It was a day nurse Patty Davy and others working in the Neonatal Intensive Care Unit (NICU) at Hamilton Health Sciences’ Children’s Hospital thought might never come but on September 6, 2001, staff and patients moved into the hospital’s new, state-of-the-art NICU.
“People could not believe it was actually happening,” Davy said. “It was just so exciting as the babies moved and we realized this was finally a reality.”
Over the past 27 years, Davy has seen a lot of changes in the NICU. While caring for countless critically ill infants from throughout Hamilton and the region, Davy and others working in the unit witnessed first-hand a rising need for this type of specialized care. They also continued to work as hard as they could to keep up with the demand long after the realization that the unit they were working in was far too small to do the job it needed to do.
“When I first started, the unit felt very open and spacious because our numbers were so low,” Davy recalled. “When the numbers crept up, there was the sense it was overcrowded but the worst part about it all was there was no privacy at all for families. We also found that we were not able to accommodate the growing demand for beds in our unit and we were turning babies away.”
Since Hamilton’s Children’s Hospital is the regional provider of NICU care, the need for an expanded unit was recognized by both the hospital and the Ministry of Health and Long-Term Care more than a decade ago. As the hospital made space available for the new unit, staff, patient families, architects and others began making plans for an NICU that would not only allow the hospital to accommodate more infants but that would also cater to the unique needs of their families and staff working with the babies.
“We looked at what we didn’t have to offer in the current unit and ensured that we could offer it in the new one,” Davy said. Working in conjunction with the hospital, Parkin Architects came up with a design that would boost the unit’s capacity from 33 bassinets to 47 while allowing more space for families and their babies and for staff to do their jobs. “The team did a tremendous job when they designed it,” Davy said. “It was all done with families in mind.”
The design which includes care-by-parent rooms where parents can get better acquainted with their new babies while still benefiting from the peace of mind that a nurse is nearby is complemented by a soft color scheme, family lounge area and other thoughtful touches like soft lighting and comfortable furniture that make the unit much more welcoming to parents whose babies require the neonatal services in the hospital for an extended period of time.
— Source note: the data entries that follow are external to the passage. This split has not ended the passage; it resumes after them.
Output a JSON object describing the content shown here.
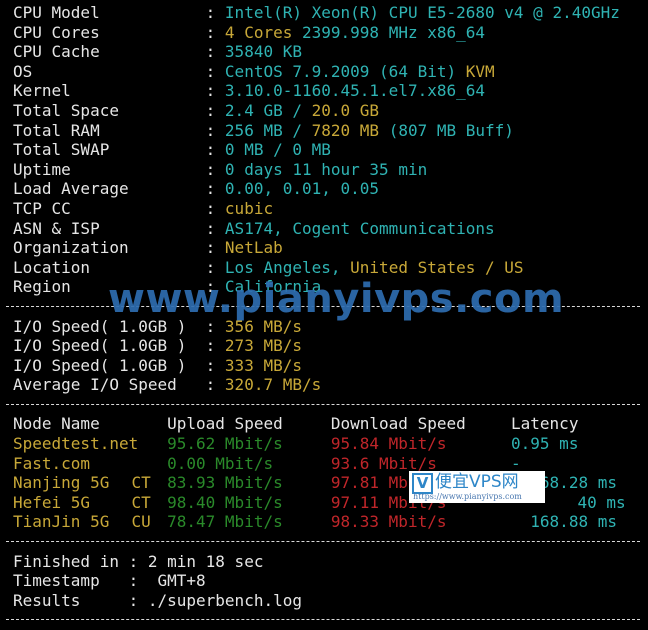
{
  "system_info": [
    {
      "label": "CPU Model",
      "parts": [
        {
          "t": "Intel(R) Xeon(R) CPU E5-2680 v4 @ 2.40GHz",
          "c": "c"
        }
      ]
    },
    {
      "label": "CPU Cores",
      "parts": [
        {
          "t": "4 Cores",
          "c": "y"
        },
        {
          "t": " 2399.998 MHz x86_64",
          "c": "c"
        }
      ]
    },
    {
      "label": "CPU Cache",
      "parts": [
        {
          "t": "35840 KB",
          "c": "c"
        }
      ]
    },
    {
      "label": "OS",
      "parts": [
        {
          "t": "CentOS 7.9.2009 (64 Bit) ",
          "c": "c"
        },
        {
          "t": "KVM",
          "c": "y"
        }
      ]
    },
    {
      "label": "Kernel",
      "parts": [
        {
          "t": "3.10.0-1160.45.1.el7.x86_64",
          "c": "c"
        }
      ]
    },
    {
      "label": "Total Space",
      "parts": [
        {
          "t": "2.4 GB / ",
          "c": "c"
        },
        {
          "t": "20.0 GB",
          "c": "y"
        }
      ]
    },
    {
      "label": "Total RAM",
      "parts": [
        {
          "t": "256 MB / ",
          "c": "c"
        },
        {
          "t": "7820 MB",
          "c": "y"
        },
        {
          "t": " (807 MB Buff)",
          "c": "c"
        }
      ]
    },
    {
      "label": "Total SWAP",
      "parts": [
        {
          "t": "0 MB / 0 MB",
          "c": "c"
        }
      ]
    },
    {
      "label": "Uptime",
      "parts": [
        {
          "t": "0 days 11 hour 35 min",
          "c": "c"
        }
      ]
    },
    {
      "label": "Load Average",
      "parts": [
        {
          "t": "0.00, 0.01, 0.05",
          "c": "c"
        }
      ]
    },
    {
      "label": "TCP CC",
      "parts": [
        {
          "t": "cubic",
          "c": "y"
        }
      ]
    },
    {
      "label": "ASN & ISP",
      "parts": [
        {
          "t": "AS174, Cogent Communications",
          "c": "c"
        }
      ]
    },
    {
      "label": "Organization",
      "parts": [
        {
          "t": "NetLab",
          "c": "y"
        }
      ]
    },
    {
      "label": "Location",
      "parts": [
        {
          "t": "Los Angeles, ",
          "c": "c"
        },
        {
          "t": "United States / US",
          "c": "y"
        }
      ]
    },
    {
      "label": "Region",
      "parts": [
        {
          "t": "California",
          "c": "c"
        }
      ]
    }
  ],
  "io": [
    {
      "label": "I/O Speed( 1.0GB )",
      "value": "356 MB/s"
    },
    {
      "label": "I/O Speed( 1.0GB )",
      "value": "273 MB/s"
    },
    {
      "label": "I/O Speed( 1.0GB )",
      "value": "333 MB/s"
    },
    {
      "label": "Average I/O Speed",
      "value": "320.7 MB/s"
    }
  ],
  "speed_table": {
    "headers": [
      "Node Name",
      "Upload Speed",
      "Download Speed",
      "Latency"
    ],
    "rows": [
      {
        "node": "Speedtest.net",
        "isp": "",
        "upload": "95.62 Mbit/s",
        "download": "95.84 Mbit/s",
        "latency": "0.95 ms"
      },
      {
        "node": "Fast.com",
        "isp": "",
        "upload": "0.00 Mbit/s",
        "download": "93.6 Mbit/s",
        "latency": "-"
      },
      {
        "node": "Nanjing 5G",
        "isp": "CT",
        "upload": "83.93 Mbit/s",
        "download": "97.81 Mbit/s",
        "latency": "168.28 ms"
      },
      {
        "node": "Hefei 5G",
        "isp": "CT",
        "upload": "98.40 Mbit/s",
        "download": "97.11 Mbit/s",
        "latency": "40 ms"
      },
      {
        "node": "TianJin 5G",
        "isp": "CU",
        "upload": "78.47 Mbit/s",
        "download": "98.33 Mbit/s",
        "latency": "168.88 ms"
      }
    ]
  },
  "summary": [
    {
      "label": "Finished in",
      "value": "2 min 18 sec"
    },
    {
      "label": "Timestamp",
      "value": " GMT+8"
    },
    {
      "label": "Results",
      "value": "./superbench.log"
    }
  ],
  "watermark": {
    "main": "www.pianyivps.com",
    "badge_letter": "V",
    "badge_title": "便宜VPS网",
    "badge_url": "https://www.pianyivps.com"
  }
}
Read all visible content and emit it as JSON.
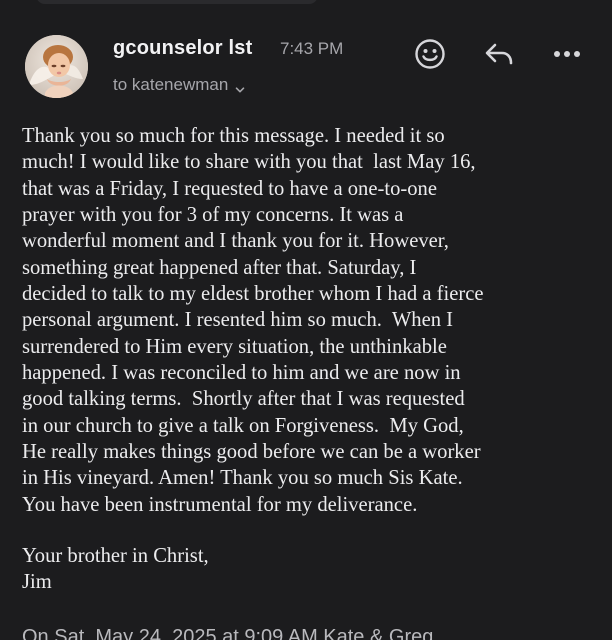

Staff working in the unit are enjoying technological upgrades like “giraffes” which give the flexibility of using an incubator or an over-bed warmer without disturbing the baby and can be used to maintain a heated environment while providing easy access for families and staff. Due to the larger space they are now working in, staff are carrying pagers so that communication can be maintained even though they are no longer working within earshot of each other. All of this has meant a quieter work environment for staff and a more peaceful place for babies and their families.
While Hamilton Health Sciences’ NICU is now one of the most modern in the country, adapting to the new unit has been a challenge for staff like Davy who spent years working in its much smaller predecessor.
“The learning curve has been pretty steep because it’s a very different environment,” Davy said.
In addition to adjusting to a new communication system, nurses working in the unit are also learning to rely on health-care aids to do some of the jobs they used to do when the babies were always in view. Now nurses are able to spend more time at the bedside.
“You have to know what it was like before to really appreciate everything this new space has to offer,” Davy said. “It’s just so conducive to the needs of infants and their families because the environment is so much more relaxing.”